With proper marketing, this could be the competitive advantage that makes SNDL the top dog in the cannabis concentrates space in Canada. Of course, that’s exciting news.
Does This Bring SNDL Closer to an Acquisition?
There has been a lot of discussion about a potential buyout of Sundial Growers, and in my opinion, today’s announcement makes that potential buyout far more likely.
Again, concentrates are a hot topic among the cannabis community, and with Simply Solventless Concentrates’ technologies, SNDL will have some of the highest quality concentrates on the market. This combined with their activity in the edibles space makes the company even more attractive to potential suitors.
Of course, at the same time, a suitor that acquires SNDL at these levels will receive an extreme discount. So, the solventless concentrates that will be hitting the market in the second quarter of next year are just icing on the cake for any potential buyer.

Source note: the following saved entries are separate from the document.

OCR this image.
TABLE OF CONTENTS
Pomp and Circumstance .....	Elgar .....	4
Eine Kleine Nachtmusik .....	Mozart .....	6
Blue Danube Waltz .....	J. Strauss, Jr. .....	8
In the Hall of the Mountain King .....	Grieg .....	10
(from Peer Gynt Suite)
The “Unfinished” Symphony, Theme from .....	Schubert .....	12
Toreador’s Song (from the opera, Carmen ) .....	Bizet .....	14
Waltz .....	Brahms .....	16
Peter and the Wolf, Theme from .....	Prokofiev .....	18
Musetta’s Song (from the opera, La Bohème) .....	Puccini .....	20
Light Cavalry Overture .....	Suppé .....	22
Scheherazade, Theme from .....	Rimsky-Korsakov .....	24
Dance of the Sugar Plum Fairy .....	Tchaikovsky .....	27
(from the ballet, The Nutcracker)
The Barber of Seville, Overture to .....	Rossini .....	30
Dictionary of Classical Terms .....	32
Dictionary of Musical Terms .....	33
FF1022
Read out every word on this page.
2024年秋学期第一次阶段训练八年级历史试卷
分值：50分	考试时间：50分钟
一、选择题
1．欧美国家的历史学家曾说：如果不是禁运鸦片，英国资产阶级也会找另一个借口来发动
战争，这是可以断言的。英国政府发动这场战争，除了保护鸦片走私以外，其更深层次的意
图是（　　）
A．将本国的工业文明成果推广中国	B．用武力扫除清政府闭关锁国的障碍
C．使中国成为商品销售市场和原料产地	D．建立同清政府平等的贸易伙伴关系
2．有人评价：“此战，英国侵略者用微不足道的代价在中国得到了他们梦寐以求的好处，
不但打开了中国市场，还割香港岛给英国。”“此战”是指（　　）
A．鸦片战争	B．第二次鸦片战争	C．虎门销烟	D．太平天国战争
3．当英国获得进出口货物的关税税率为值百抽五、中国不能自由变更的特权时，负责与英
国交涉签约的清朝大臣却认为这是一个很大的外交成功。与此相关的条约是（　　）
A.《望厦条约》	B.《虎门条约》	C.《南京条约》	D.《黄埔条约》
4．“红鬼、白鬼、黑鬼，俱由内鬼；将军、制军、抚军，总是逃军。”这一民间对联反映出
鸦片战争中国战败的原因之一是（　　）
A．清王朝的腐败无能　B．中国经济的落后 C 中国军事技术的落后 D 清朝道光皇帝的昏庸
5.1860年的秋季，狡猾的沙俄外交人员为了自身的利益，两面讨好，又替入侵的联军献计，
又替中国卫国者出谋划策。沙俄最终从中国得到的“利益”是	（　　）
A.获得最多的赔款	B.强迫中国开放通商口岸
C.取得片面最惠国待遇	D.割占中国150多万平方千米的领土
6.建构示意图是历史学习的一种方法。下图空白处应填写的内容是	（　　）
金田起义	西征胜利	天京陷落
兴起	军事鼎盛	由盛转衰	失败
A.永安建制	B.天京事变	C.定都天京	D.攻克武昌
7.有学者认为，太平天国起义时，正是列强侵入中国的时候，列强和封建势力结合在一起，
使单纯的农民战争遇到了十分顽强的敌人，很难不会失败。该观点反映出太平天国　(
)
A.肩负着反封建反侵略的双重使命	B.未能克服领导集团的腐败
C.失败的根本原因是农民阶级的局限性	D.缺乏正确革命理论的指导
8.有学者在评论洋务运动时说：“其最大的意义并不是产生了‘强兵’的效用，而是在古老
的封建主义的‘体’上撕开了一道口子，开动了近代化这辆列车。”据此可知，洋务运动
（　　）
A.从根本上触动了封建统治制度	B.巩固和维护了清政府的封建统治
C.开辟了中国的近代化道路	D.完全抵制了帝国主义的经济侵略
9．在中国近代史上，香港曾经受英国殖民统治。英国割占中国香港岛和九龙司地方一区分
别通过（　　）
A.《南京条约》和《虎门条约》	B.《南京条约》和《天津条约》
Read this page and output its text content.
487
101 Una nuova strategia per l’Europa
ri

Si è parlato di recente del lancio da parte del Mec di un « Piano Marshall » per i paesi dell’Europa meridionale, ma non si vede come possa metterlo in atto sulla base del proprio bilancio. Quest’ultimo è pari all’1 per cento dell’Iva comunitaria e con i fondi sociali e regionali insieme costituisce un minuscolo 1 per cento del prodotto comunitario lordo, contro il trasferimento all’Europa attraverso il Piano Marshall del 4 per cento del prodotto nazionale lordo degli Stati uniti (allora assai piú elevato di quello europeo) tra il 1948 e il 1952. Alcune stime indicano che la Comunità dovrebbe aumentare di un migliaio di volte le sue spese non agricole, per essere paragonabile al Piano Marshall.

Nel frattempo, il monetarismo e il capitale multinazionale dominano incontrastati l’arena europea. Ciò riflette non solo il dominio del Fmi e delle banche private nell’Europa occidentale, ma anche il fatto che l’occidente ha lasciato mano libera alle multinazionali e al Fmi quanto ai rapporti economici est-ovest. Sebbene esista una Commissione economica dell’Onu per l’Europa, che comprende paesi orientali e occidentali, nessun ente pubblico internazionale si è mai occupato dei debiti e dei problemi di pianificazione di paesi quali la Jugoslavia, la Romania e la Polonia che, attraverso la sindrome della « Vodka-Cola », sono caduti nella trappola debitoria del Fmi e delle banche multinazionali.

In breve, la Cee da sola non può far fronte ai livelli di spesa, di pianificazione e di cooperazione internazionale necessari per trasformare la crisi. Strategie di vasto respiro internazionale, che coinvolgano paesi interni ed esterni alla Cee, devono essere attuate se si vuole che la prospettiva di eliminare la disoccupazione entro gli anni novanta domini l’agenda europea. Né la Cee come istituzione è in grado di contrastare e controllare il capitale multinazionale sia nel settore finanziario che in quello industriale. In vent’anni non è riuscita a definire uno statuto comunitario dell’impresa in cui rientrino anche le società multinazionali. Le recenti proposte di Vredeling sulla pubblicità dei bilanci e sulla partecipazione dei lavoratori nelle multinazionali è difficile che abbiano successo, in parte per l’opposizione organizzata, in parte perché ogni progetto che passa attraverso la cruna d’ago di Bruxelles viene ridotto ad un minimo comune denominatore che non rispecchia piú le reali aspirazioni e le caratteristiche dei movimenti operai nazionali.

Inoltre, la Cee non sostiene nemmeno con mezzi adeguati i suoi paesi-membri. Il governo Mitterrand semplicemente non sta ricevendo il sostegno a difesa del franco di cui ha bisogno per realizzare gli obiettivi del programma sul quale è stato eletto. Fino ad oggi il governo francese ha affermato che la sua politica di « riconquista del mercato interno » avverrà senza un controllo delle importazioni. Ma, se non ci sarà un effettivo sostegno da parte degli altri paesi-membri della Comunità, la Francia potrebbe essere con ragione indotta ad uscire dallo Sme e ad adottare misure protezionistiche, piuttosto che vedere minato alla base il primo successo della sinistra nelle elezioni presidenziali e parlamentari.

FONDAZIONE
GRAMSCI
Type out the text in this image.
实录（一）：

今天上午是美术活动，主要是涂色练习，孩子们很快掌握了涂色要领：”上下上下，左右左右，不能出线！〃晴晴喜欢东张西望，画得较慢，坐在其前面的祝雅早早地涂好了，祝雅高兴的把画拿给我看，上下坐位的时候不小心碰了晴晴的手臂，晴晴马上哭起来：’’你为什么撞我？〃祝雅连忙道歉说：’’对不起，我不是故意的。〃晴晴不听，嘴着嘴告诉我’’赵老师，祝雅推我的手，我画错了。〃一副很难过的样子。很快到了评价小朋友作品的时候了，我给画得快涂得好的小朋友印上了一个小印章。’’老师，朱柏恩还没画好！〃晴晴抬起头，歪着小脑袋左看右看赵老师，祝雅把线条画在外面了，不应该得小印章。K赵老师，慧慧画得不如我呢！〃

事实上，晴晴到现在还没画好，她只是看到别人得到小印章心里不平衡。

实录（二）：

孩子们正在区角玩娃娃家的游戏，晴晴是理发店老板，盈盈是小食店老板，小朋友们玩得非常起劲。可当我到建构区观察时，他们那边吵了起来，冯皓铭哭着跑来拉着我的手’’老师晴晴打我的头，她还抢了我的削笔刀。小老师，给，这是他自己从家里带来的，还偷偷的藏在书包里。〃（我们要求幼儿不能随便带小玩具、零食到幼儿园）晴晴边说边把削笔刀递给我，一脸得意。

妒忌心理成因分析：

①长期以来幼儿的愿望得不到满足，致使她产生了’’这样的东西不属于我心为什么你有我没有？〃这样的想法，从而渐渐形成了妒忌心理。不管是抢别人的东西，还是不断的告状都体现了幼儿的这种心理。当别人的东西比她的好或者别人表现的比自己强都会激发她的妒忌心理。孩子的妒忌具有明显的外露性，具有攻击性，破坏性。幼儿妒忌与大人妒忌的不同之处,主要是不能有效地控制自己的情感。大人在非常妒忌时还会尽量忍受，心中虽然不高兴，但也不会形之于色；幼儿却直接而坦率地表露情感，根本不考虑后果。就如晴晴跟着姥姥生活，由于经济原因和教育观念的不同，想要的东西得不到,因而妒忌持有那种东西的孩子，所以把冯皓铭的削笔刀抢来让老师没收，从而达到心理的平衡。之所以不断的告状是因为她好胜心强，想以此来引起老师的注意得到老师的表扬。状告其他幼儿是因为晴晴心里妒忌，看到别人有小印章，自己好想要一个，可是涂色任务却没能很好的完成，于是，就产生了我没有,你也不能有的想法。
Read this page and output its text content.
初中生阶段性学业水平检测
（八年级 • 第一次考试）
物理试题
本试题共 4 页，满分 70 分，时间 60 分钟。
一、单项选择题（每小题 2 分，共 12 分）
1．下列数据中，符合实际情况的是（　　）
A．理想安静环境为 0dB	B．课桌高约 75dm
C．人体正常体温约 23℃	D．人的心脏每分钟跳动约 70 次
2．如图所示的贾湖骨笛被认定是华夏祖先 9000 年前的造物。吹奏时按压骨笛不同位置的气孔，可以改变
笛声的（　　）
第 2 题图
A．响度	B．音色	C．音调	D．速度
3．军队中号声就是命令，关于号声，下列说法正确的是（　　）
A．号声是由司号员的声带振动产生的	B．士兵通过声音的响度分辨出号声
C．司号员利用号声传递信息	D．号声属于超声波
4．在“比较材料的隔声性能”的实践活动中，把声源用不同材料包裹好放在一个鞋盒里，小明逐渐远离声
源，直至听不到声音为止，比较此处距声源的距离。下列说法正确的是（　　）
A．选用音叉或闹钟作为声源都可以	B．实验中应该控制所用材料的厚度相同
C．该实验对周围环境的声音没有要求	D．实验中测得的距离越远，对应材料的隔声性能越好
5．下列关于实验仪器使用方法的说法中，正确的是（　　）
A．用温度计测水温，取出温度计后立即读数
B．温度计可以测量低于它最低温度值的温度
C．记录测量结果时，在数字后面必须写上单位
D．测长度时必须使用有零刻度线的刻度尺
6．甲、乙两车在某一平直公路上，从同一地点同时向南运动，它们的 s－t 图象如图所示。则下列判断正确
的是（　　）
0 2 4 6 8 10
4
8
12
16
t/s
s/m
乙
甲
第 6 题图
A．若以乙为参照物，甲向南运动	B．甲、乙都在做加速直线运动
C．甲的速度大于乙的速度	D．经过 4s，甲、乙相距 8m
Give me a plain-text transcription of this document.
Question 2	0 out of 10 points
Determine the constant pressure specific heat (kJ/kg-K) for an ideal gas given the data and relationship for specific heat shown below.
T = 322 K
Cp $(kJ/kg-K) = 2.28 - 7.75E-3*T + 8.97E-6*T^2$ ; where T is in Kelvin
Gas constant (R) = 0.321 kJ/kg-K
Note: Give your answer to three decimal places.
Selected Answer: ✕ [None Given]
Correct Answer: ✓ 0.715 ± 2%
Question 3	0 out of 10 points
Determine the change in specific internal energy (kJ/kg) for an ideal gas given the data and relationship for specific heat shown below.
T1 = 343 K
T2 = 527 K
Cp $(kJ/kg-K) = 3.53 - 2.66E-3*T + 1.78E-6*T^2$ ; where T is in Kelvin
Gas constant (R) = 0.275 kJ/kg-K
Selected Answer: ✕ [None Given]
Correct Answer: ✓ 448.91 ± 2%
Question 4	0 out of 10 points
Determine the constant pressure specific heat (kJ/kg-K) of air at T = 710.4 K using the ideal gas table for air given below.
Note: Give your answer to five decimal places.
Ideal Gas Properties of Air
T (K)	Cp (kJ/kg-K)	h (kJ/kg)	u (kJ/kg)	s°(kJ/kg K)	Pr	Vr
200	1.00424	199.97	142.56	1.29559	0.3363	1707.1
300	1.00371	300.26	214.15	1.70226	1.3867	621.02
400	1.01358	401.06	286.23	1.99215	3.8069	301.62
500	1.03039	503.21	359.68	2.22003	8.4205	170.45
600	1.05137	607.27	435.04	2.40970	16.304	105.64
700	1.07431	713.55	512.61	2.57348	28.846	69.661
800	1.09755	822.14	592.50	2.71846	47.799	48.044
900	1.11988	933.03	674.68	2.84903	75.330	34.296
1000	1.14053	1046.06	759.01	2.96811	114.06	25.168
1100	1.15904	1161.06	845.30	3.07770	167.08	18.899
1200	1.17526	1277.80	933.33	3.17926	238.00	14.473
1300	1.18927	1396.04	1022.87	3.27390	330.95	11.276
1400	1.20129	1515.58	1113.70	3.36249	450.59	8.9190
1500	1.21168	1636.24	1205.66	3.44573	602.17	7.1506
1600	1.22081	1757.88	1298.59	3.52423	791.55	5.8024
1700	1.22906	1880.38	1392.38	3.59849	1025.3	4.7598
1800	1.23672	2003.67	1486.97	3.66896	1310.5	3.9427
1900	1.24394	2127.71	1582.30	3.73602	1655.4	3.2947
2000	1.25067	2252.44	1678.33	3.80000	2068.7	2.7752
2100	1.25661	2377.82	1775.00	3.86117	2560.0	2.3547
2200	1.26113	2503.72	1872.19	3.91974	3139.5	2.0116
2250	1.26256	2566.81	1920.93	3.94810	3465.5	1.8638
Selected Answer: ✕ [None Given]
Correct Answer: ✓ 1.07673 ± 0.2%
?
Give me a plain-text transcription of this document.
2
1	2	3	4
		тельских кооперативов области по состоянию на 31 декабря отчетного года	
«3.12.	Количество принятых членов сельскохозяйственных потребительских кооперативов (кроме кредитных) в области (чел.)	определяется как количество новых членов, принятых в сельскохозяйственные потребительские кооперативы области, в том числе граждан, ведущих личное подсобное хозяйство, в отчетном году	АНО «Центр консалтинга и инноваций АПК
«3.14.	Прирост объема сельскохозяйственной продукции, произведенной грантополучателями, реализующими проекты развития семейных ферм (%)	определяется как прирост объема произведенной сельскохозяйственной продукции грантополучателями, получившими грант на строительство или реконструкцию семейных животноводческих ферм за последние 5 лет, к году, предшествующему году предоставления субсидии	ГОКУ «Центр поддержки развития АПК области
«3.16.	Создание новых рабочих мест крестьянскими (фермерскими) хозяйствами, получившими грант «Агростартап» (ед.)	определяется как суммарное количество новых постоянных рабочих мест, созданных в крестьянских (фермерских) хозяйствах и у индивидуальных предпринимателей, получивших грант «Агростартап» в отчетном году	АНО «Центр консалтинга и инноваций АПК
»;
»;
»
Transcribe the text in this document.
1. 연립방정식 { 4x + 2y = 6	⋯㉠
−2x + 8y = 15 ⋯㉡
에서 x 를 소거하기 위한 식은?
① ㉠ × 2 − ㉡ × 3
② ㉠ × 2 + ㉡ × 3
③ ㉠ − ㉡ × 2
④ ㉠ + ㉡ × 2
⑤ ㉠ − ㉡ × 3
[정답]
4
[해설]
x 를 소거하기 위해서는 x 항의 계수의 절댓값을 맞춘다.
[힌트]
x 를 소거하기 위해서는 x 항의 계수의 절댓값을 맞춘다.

What Analysts Think About SNDL Stock
While there are plenty of reasons to be excited about Sundial Growers, analysts seem to be concerned about the future of the stock. According to TipRanks, there are two analysts currently covering the stock, one with a Hold and one with a Sell rating.
The analyst with the hold rating has a price target on SNDL stock of $0.30 while the analyst with the sell rating has a price target of $0.20.
While analyst views of SNDL stock are not encouraging, it’s my belief that they are outdated. These views were provided months ago before the company announced the agreement surrounding edibles and today’s concentrated agreement.
Moreover, at the time of these analyst views, the cannabis market was being hit hard by the COVID-19 pandemic, only helping to sway the analysts to the dark side. Today, I believe that SNDL is a far more exciting stock and a great opportunity for the contrarian investor to make big gains.
Risks to Consider Before Buying SNDL Stock
Any time you buy a stock, or make any other investment for that matter, you’re going to have to be willing to accept risk. It’s just part of the game. When it comes to SNDL stock, the most significant risks to consider are as follows:
- The Company Isn’t Making Money. Sure, Sundial Growers generates revenue from the sale of its products, but that revenue isn’t quite enough to cover expenses. Therefore, the company may soon be in need of funding and could reach out to capital markets to get it. If this is the case, existing shareholders would experience dilution.
- Speculative. Much of the value I place on SNDL has to do with its standing as a potential takeover target. Moreover, the cannabis industry as a whole is a highly speculative space with many questions about global regulatory changes being unanswered. As such, this is a speculative play and will come with an added level of risk.
- Penny Stock. Finally, SNDL is a penny stock. This means that the stock experiences high levels of volatility. Moreover, like most penny stocks, the company hasn’t reached profit and its business model isn’t quite a proven winner just yet.
While any investment comes with risk, and SNDL is no exception, I see incredible opportunity here. First and foremost, if an acquisition does take place, investors will experience an immediate return of value, and the time is perfect for one.
Moreover, if an acquisition doesn’t happen, the company won’t be a sitting duck. As Sundial Growers continues to shift its focus away from dried cannabis flower and toward edibles and concentrates, the potential of the company to generate meaningful growth is becoming hard to ignore, making SNDL stock one for the watchlist.